Abstract: In recent yerars, Bismuth sodium titanate (BNT) and BNT-based piezoelectric materials have proved potential for lead-free piezoelectric technologies. Such materials' complicated phase structure is crucial to their thermo-electromechanical behaviour. Pure BNT has a rhombohedral (R3c) lattice structure at room temperature. The phase transition to an orthorhombic phase (Pnma) at 200\textcelsius is mainly due to octahedral tilting. This transition is called the depolarization temperature ($T_{d}$). The R3c phase ferroelectric domains have a higher spontaneous polarization, which declines with increasing temperature and reaches a local minimum at $T_{d}$, causing a phase change. Additionally, BNT transitions from Pnma to P4bm at 320\textcelsius and from P4bm to Pm3m at 520\textcelsius. These transitions also result in the changes in the spontaneous polarization. Therefore, the investigation of domain switching and phase change dynamics in relation to temperature and electromechanical coupling has acquired considerable importance.

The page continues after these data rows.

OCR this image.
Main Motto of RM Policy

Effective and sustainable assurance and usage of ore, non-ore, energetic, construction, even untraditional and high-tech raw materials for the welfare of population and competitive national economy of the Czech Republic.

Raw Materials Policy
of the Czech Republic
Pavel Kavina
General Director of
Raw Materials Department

The complex phase regimes and their activation under different temperature settings will be examined to improve the use of these materials in sensors, actuators, energy harvesting devices, and haptic technologies. The micro-sized BNT inclusions are implanted in polydimethylsiloxane (PDMS) to reperesent the practical scenario. A two-dimensional phase-field thermo-electromechanical computational model has been created to investigate the complex phase transition and domain switching behaviour of BNT-PDMS composite under varying temperature conditions. The model uses Landau-Ginzburg and thermo-electromechanical free energy to accurately simulate phase shift and domain switching. Data from pure BNT experiments validated the model. It can predict thermo-electromechanical response in different phase regimes and temperature-induced phase coexistence.